Wirtschaftskrise
Japans Maschinenbau bricht ein

Japans Maschinenbauaufträge sind im Januar angesichts wegbrechender Exporte im vierten Monat in Folge auf den tiefsten Stand seit fast 22 Jahren gesunken. Eine so lange Durststrecke hat die zweitgrößte Volkswirtschaft der Welt noch nie zuvor verzeichnet.

HB TOKIO. Wie die Regierung bekanntgab, belief sich die Höhe der Auftragseingänge mit Ausnahme des Schiffbaus und von Stromversorgern auf saisonbereinigt 718,3 Mrd. Yen (5,7 Mrd. Euro); das sind 3,2 Prozent weniger als im Vormonat. Analysten hatten allerdings im Durchschnitt ihrer Prognosen mit einem noch deutlicheren Rückgang von etwa fünf Prozent gerechnet. Die Auftragsdaten gelten als ein wichtiger Indikator für Investitionen der japanischen Unternehmen in den nächsten drei bis sechs Monaten.

So schlecht sahen die Auftragsbücher der japanischen Maschinenbauer seit Mai 1987 nicht mehr aus, als sich die Orderhöhe auf 695,5 Mrd. Yen belaufen hatte. Eine deutliche Besserung ist vorerst nicht in Sicht. Die Maschinenaufträge aus dem Ausland, die als ein Gradmesser für Japans Exportaussichten gelten, verzeichneten in Folge der Weltwirtschaftskrise dabei einen Rekordrückgang von 49 Prozent. Im Vergleich zum gleichen Vorjahresmonat waren es 71,2 Prozent. Insgesamt belief sich der Auftragsrückgang im Maschinenbau zum Vorjahr auf unbereinigt 39,5 Prozent, wie das Kabinettsbüro mitteilte. Vor allem die Stahl- und die Automobilbranche erteilten angesichts der globalen Absatzkrise deutlich weniger Aufträge.
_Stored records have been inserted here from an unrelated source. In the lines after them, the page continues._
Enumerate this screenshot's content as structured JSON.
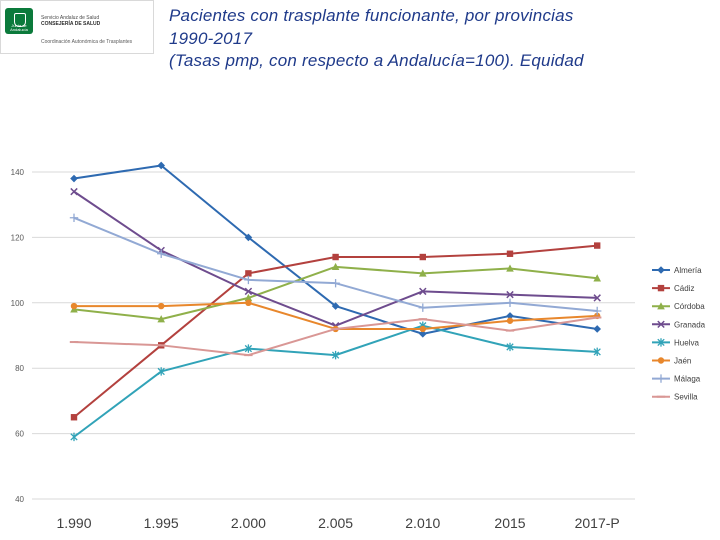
{
  "logo": {
    "line1": "Servicio Andaluz de Salud",
    "line2": "CONSEJERÍA DE SALUD",
    "line3": "Coordinación Autonómica de Trasplantes",
    "mark_text": "Junta de Andalucía",
    "mark_color": "#0b7a3b"
  },
  "title": {
    "line1": "Pacientes con trasplante funcionante, por provincias",
    "line2": "1990-2017",
    "line3": "(Tasas pmp, con respecto a Andalucía=100). Equidad"
  },
  "chart_data": {
    "type": "line",
    "categories": [
      "1.990",
      "1.995",
      "2.000",
      "2.005",
      "2.010",
      "2015",
      "2017-P"
    ],
    "ylim": [
      40,
      140
    ],
    "yticks": [
      40,
      60,
      80,
      100,
      120,
      140
    ],
    "grid": true,
    "legend_position": "right",
    "series": [
      {
        "name": "Almería",
        "color": "#2e6ab1",
        "marker": "diamond",
        "values": [
          138,
          142,
          120,
          99,
          90.5,
          96,
          92
        ]
      },
      {
        "name": "Cádiz",
        "color": "#b3413e",
        "marker": "square",
        "values": [
          65,
          87,
          109,
          114,
          114,
          115,
          117.5
        ]
      },
      {
        "name": "Córdoba",
        "color": "#8fb04a",
        "marker": "triangle",
        "values": [
          98,
          95,
          101.5,
          111,
          109,
          110.5,
          107.5
        ]
      },
      {
        "name": "Granada",
        "color": "#6e4c8e",
        "marker": "x",
        "values": [
          134,
          116,
          103.5,
          93,
          103.5,
          102.5,
          101.5
        ]
      },
      {
        "name": "Huelva",
        "color": "#31a3b8",
        "marker": "star",
        "values": [
          59,
          79,
          86,
          84,
          93,
          86.5,
          85
        ]
      },
      {
        "name": "Jaén",
        "color": "#e8872c",
        "marker": "circle",
        "values": [
          99,
          99,
          100,
          92,
          92,
          94.5,
          96
        ]
      },
      {
        "name": "Málaga",
        "color": "#92a9d4",
        "marker": "plus",
        "values": [
          126,
          115,
          107,
          106,
          98.5,
          100,
          97.5
        ]
      },
      {
        "name": "Sevilla",
        "color": "#d99795",
        "marker": "dash",
        "values": [
          88,
          87,
          84,
          92,
          95,
          91.5,
          95.5
        ]
      }
    ]
  }
}
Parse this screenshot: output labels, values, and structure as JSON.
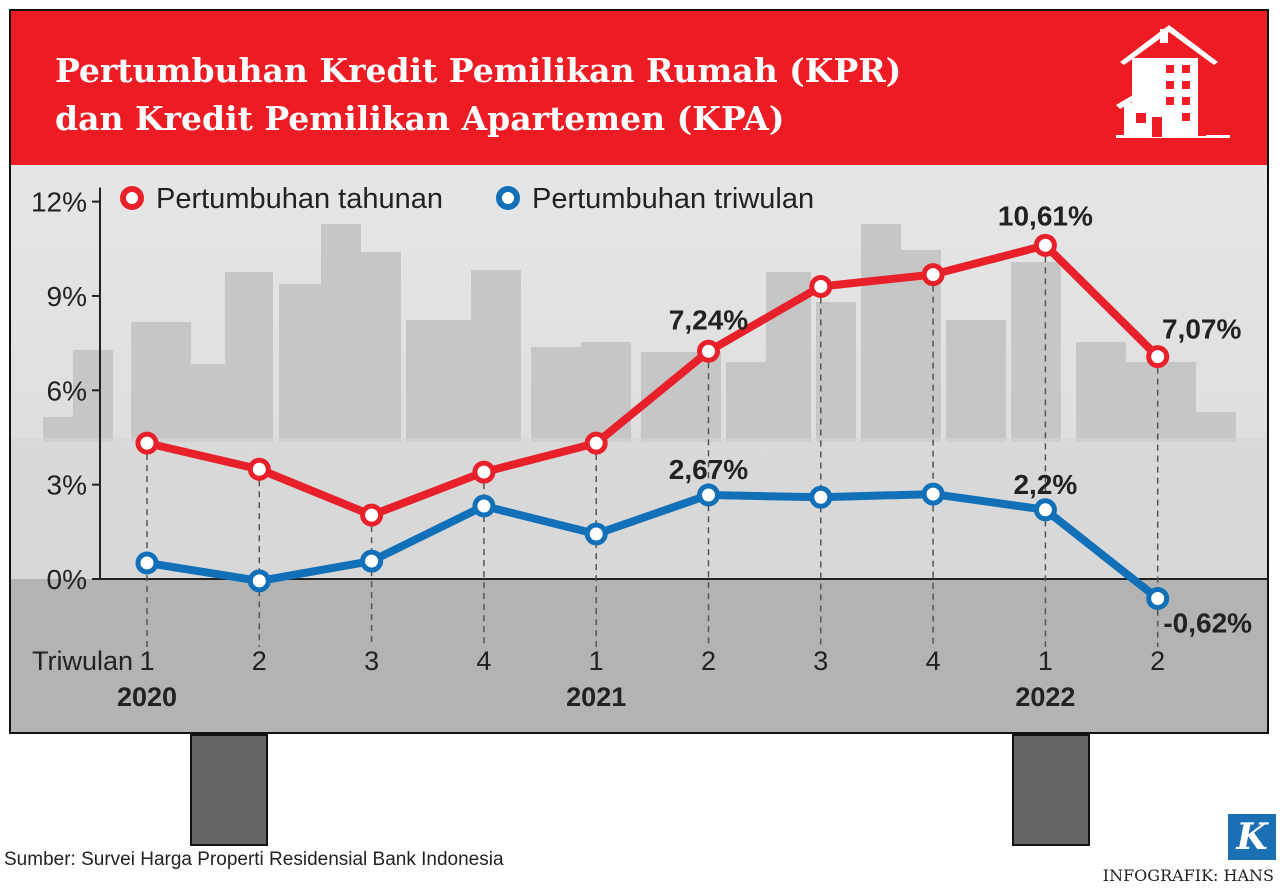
{
  "header": {
    "title_line1": "Pertumbuhan Kredit Pemilikan Rumah (KPR)",
    "title_line2": "dan Kredit Pemilikan Apartemen (KPA)",
    "icon": "house-apartment-icon",
    "bg_color": "#ed1c24"
  },
  "chart_data": {
    "type": "line",
    "ylim": [
      -1.5,
      12
    ],
    "yticks": [
      0,
      3,
      6,
      9,
      12
    ],
    "ytick_labels": [
      "0%",
      "3%",
      "6%",
      "9%",
      "12%"
    ],
    "xlabel": "Triwulan",
    "categories": [
      "1",
      "2",
      "3",
      "4",
      "1",
      "2",
      "3",
      "4",
      "1",
      "2"
    ],
    "years": [
      {
        "label": "2020",
        "index": 0
      },
      {
        "label": "2021",
        "index": 4
      },
      {
        "label": "2022",
        "index": 8
      }
    ],
    "legend_position": "top-left",
    "series": [
      {
        "name": "Pertumbuhan tahunan",
        "color": "#e8202a",
        "values": [
          4.32,
          3.49,
          2.03,
          3.4,
          4.32,
          7.24,
          9.3,
          9.68,
          10.61,
          7.07
        ],
        "labels": {
          "5": "7,24%",
          "8": "10,61%",
          "9": "7,07%"
        }
      },
      {
        "name": "Pertumbuhan triwulan",
        "color": "#1170b8",
        "values": [
          0.51,
          -0.06,
          0.57,
          2.32,
          1.43,
          2.67,
          2.6,
          2.7,
          2.2,
          -0.62
        ],
        "labels": {
          "5": "2,67%",
          "8": "2,2%",
          "9": "-0,62%"
        }
      }
    ]
  },
  "footer": {
    "source": "Sumber: Survei Harga Properti Residensial Bank Indonesia",
    "credit": "INFOGRAFIK: HANS",
    "logo": "K"
  }
}
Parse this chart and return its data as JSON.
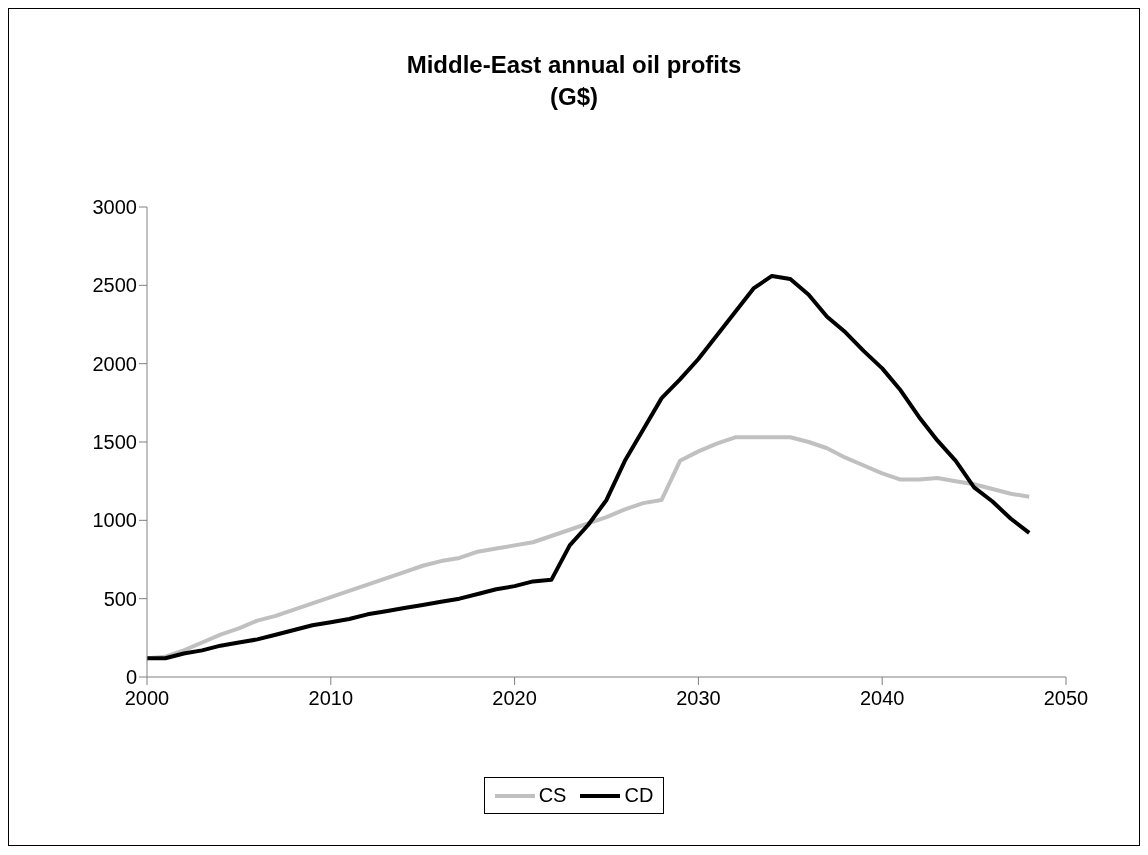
{
  "chart_data": {
    "type": "line",
    "title": "Middle-East annual oil profits",
    "subtitle": "(G$)",
    "x": [
      2000,
      2001,
      2002,
      2003,
      2004,
      2005,
      2006,
      2007,
      2008,
      2009,
      2010,
      2011,
      2012,
      2013,
      2014,
      2015,
      2016,
      2017,
      2018,
      2019,
      2020,
      2021,
      2022,
      2023,
      2024,
      2025,
      2026,
      2027,
      2028,
      2029,
      2030,
      2031,
      2032,
      2033,
      2034,
      2035,
      2036,
      2037,
      2038,
      2039,
      2040,
      2041,
      2042,
      2043,
      2044,
      2045,
      2046,
      2047,
      2048
    ],
    "series": [
      {
        "name": "CS",
        "color": "#c0c0c0",
        "values": [
          120,
          130,
          170,
          220,
          270,
          310,
          360,
          390,
          430,
          470,
          510,
          550,
          590,
          630,
          670,
          710,
          740,
          760,
          800,
          820,
          840,
          860,
          900,
          940,
          980,
          1020,
          1070,
          1110,
          1130,
          1380,
          1440,
          1490,
          1530,
          1530,
          1530,
          1530,
          1500,
          1460,
          1400,
          1350,
          1300,
          1260,
          1260,
          1270,
          1250,
          1230,
          1200,
          1170,
          1150
        ]
      },
      {
        "name": "CD",
        "color": "#000000",
        "values": [
          120,
          120,
          150,
          170,
          200,
          220,
          240,
          270,
          300,
          330,
          350,
          370,
          400,
          420,
          440,
          460,
          480,
          500,
          530,
          560,
          580,
          610,
          620,
          840,
          970,
          1130,
          1380,
          1580,
          1780,
          1900,
          2030,
          2180,
          2330,
          2480,
          2560,
          2540,
          2440,
          2300,
          2200,
          2080,
          1970,
          1830,
          1660,
          1510,
          1380,
          1210,
          1120,
          1010,
          920
        ]
      }
    ],
    "xlim": [
      2000,
      2050
    ],
    "xticks": [
      2000,
      2010,
      2020,
      2030,
      2040,
      2050
    ],
    "ylim": [
      0,
      3000
    ],
    "yticks": [
      0,
      500,
      1000,
      1500,
      2000,
      2500,
      3000
    ],
    "grid": false,
    "legend": "bottom",
    "marker": "none",
    "line_style": "solid"
  }
}
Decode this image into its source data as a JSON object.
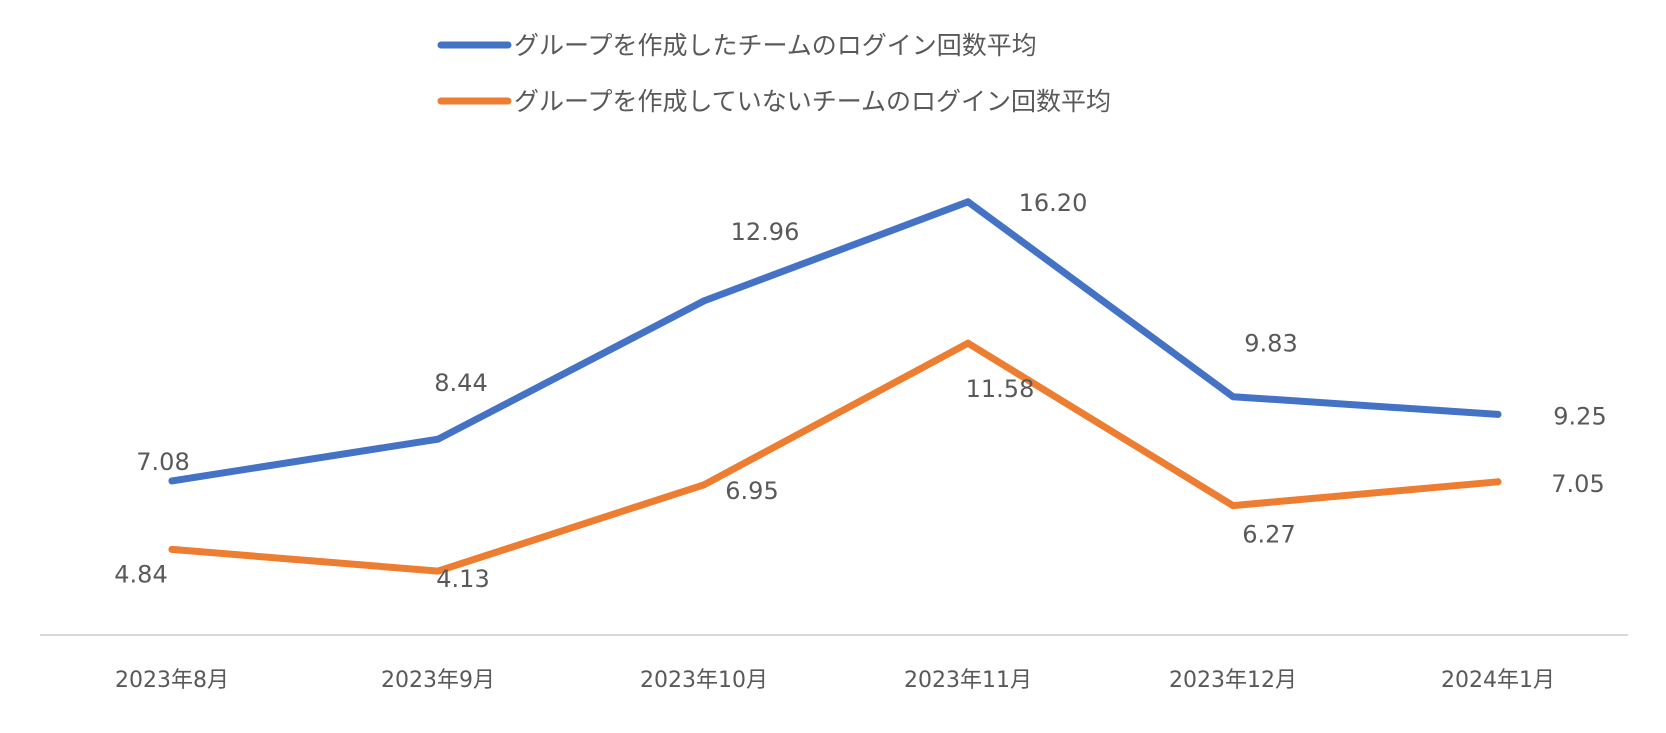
{
  "chart_data": {
    "type": "line",
    "categories": [
      "2023年8月",
      "2023年9月",
      "2023年10月",
      "2023年11月",
      "2023年12月",
      "2024年1月"
    ],
    "series": [
      {
        "name": "グループを作成したチームのログイン回数平均",
        "color": "#4472C4",
        "values": [
          7.08,
          8.44,
          12.96,
          16.2,
          9.83,
          9.25
        ],
        "labels": [
          "7.08",
          "8.44",
          "12.96",
          "16.20",
          "9.83",
          "9.25"
        ]
      },
      {
        "name": "グループを作成していないチームのログイン回数平均",
        "color": "#ED7D31",
        "values": [
          4.84,
          4.13,
          6.95,
          11.58,
          6.27,
          7.05
        ],
        "labels": [
          "4.84",
          "4.13",
          "6.95",
          "11.58",
          "6.27",
          "7.05"
        ]
      }
    ],
    "legend_position": "top",
    "grid": false,
    "axis_line_color": "#D9D9D9"
  }
}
Japans Exporte waren angesichts der globalen Wirtschaftskrise im Januar um 46,3 Prozent eingebrochen. Als Folge verzeichnete das stark exportabhängige Land erstmals seit 13 Jahren ein Defizit in der Leistungsbilanz.

Angesichts dieser Lage sind Japans Industriekonzerne gezwungen, ihre Produktion drastisch zu drosseln. Nach Berechnungen des Nomura Securities Financial and Economic Research Centers in Tokio dürften die Vorsteuergewinne von 348 großen japanischen Unternehmen außerhalb des Finanzsektors im Ende März ablaufenden Geschäftsjahr 2008/2009 um zusammengenommen 61,1 Prozent zurückgehen.

Die Weltwirtschaft wird in diesem Jahr nach Einschätzung der Weltbank erstmals seit dem Zweiten Weltkrieg schrumpfen. Vor diesem Hintergrund beraten Japans Koalitionsparteien derzeit weitere Stimulierungsmaßnahmen zur Ankurbelung der Wirtschaft. Wegen seiner hohen Exportabhängigkeit ist Japan besonders von der Krise betroffen.